The poet was a Scotsman who came to Canada as a young adult, and was fascinated with the lives and landscapes of the Canadian Northwest where he went to work. Along with "The Cremation of Sam McGee", this poem was arguably his best known. It was the basis of a 1998 novel, The Man From the Creeks, by Robert Kroetsch, a longtime admirer of Service's works. It was also the inspiration for the 1949 song "Dangerous Dan McGrew" by Guy Lombardo and His Royal Canadians. Also it has been recalled in the fourth strophe of the song "Put the Blame on Mame", sung by Rita Hayworth in 1945 movie "Gilda"; the text claims that rather than being shot and killed, Dan McGrew was slain by Mame's "hoochy-coo" dance.

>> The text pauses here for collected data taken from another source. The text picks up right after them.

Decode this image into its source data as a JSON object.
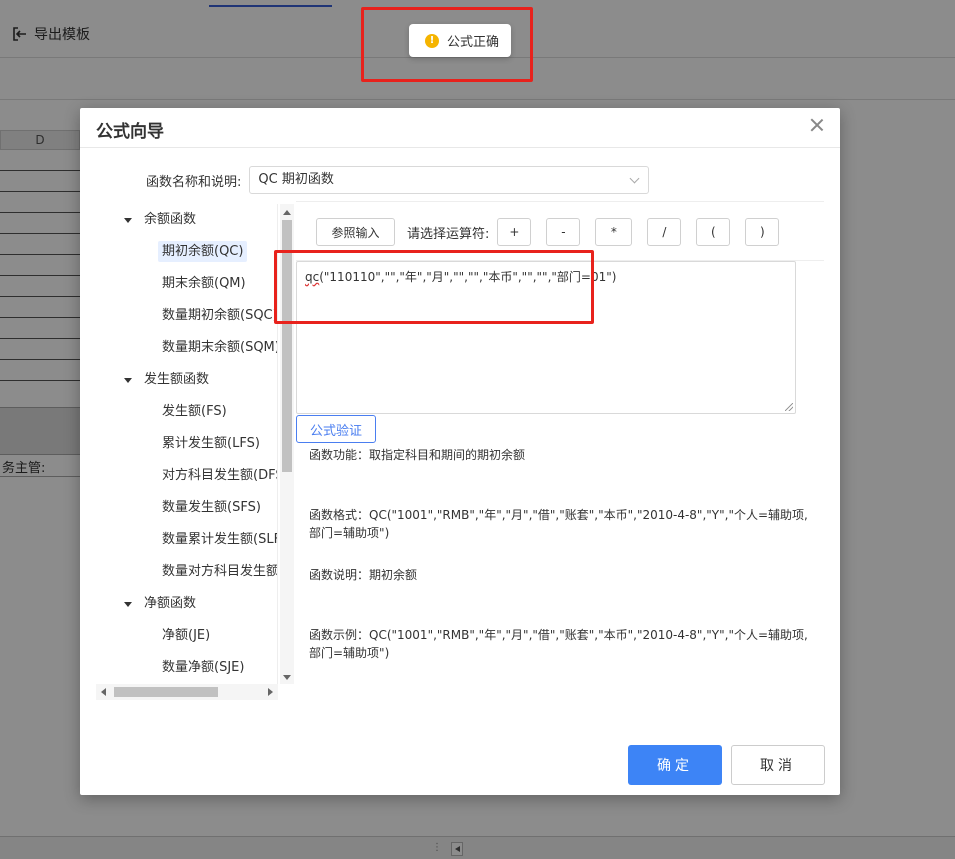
{
  "app": {
    "export_label": "导出模板",
    "column_header": "D",
    "sheet_label": "务主管:"
  },
  "toast": {
    "message": "公式正确",
    "icon": "warning-icon"
  },
  "dialog": {
    "title": "公式向导",
    "fn_label": "函数名称和说明:",
    "fn_value": "QC 期初函数",
    "ref_button": "参照输入",
    "op_label": "请选择运算符:",
    "operators": [
      "+",
      "-",
      "*",
      "/",
      "(",
      ")"
    ],
    "formula_prefix": "qc",
    "formula_rest": "(\"110110\",\"\",\"年\",\"月\",\"\",\"\",\"本币\",\"\",\"\",\"部门=01\")",
    "verify_button": "公式验证",
    "info_function": "函数功能：取指定科目和期间的期初余额",
    "info_format": "函数格式：QC(\"1001\",\"RMB\",\"年\",\"月\",\"借\",\"账套\",\"本币\",\"2010-4-8\",\"Y\",\"个人=辅助项,部门=辅助项\")",
    "info_desc": "函数说明：期初余额",
    "info_example": "函数示例：QC(\"1001\",\"RMB\",\"年\",\"月\",\"借\",\"账套\",\"本币\",\"2010-4-8\",\"Y\",\"个人=辅助项,部门=辅助项\")",
    "ok_button": "确定",
    "cancel_button": "取消"
  },
  "tree": {
    "groups": [
      {
        "label": "余额函数",
        "items": [
          "期初余额(QC)",
          "期末余额(QM)",
          "数量期初余额(SQC)",
          "数量期末余额(SQM)"
        ]
      },
      {
        "label": "发生额函数",
        "items": [
          "发生额(FS)",
          "累计发生额(LFS)",
          "对方科目发生额(DFS)",
          "数量发生额(SFS)",
          "数量累计发生额(SLFS",
          "数量对方科目发生额(S"
        ]
      },
      {
        "label": "净额函数",
        "items": [
          "净额(JE)",
          "数量净额(SJE)"
        ]
      }
    ],
    "selected": "期初余额(QC)"
  }
}
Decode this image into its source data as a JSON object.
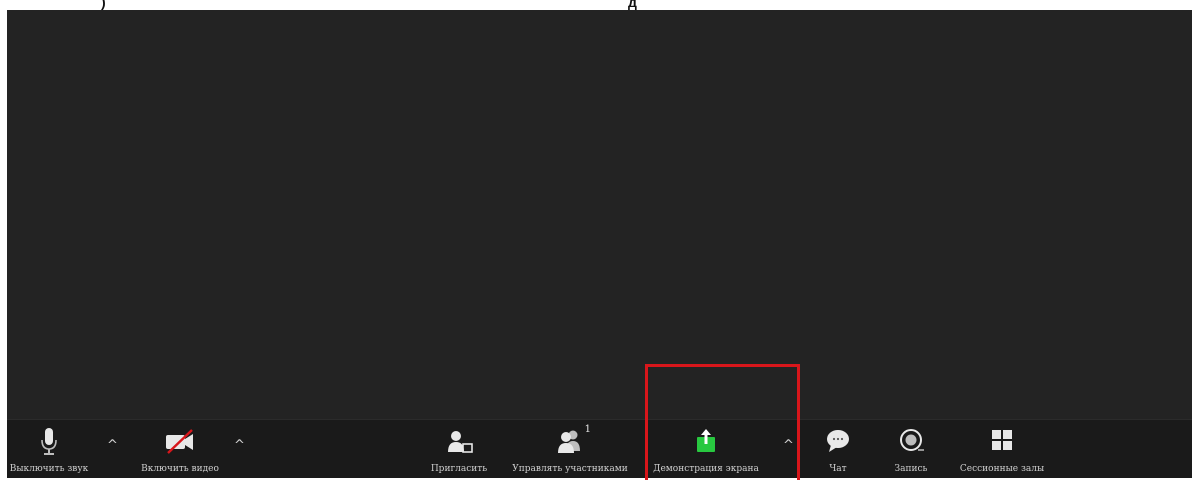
{
  "top_text": {
    "left": ")",
    "right": "д"
  },
  "toolbar": {
    "mute_label": "Выключить звук",
    "video_label": "Включить видео",
    "invite_label": "Пригласить",
    "participants_label": "Управлять участниками",
    "participants_count": "1",
    "share_label": "Демонстрация экрана",
    "chat_label": "Чат",
    "record_label": "Запись",
    "breakout_label": "Сессионные залы",
    "caret": "^"
  },
  "colors": {
    "background": "#232323",
    "toolbar": "#1a1a1a",
    "share_green": "#28c840",
    "highlight_red": "#d8161b",
    "video_off_red": "#d8161b"
  }
}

The poem's unique history – as a spoken word piece – was highlighted when US President Ronald Reagan and Canadian Prime Minister Brian Mulroney did their own alternating recital of the poem – in private meetings and in public.
- The Shooting of Dan McGrew (1915 film)
- The Shooting of Dan McGrew (1924 film)
- Charlotte MacLeod, writing as Alisa Craig, had one of her characters write a play based on The Shooting of Dan McGrew in her 1988 mystery novel, The Grub-and-Stakers Pinch a Poke. The poem is quoted at the beginning of the book.
- Dangerous Dan McFoo, 1939 cartoon directed by Tex Avery.
- The Shooting of Dan McGoo, 1945 cartoon directed by Tex Avery.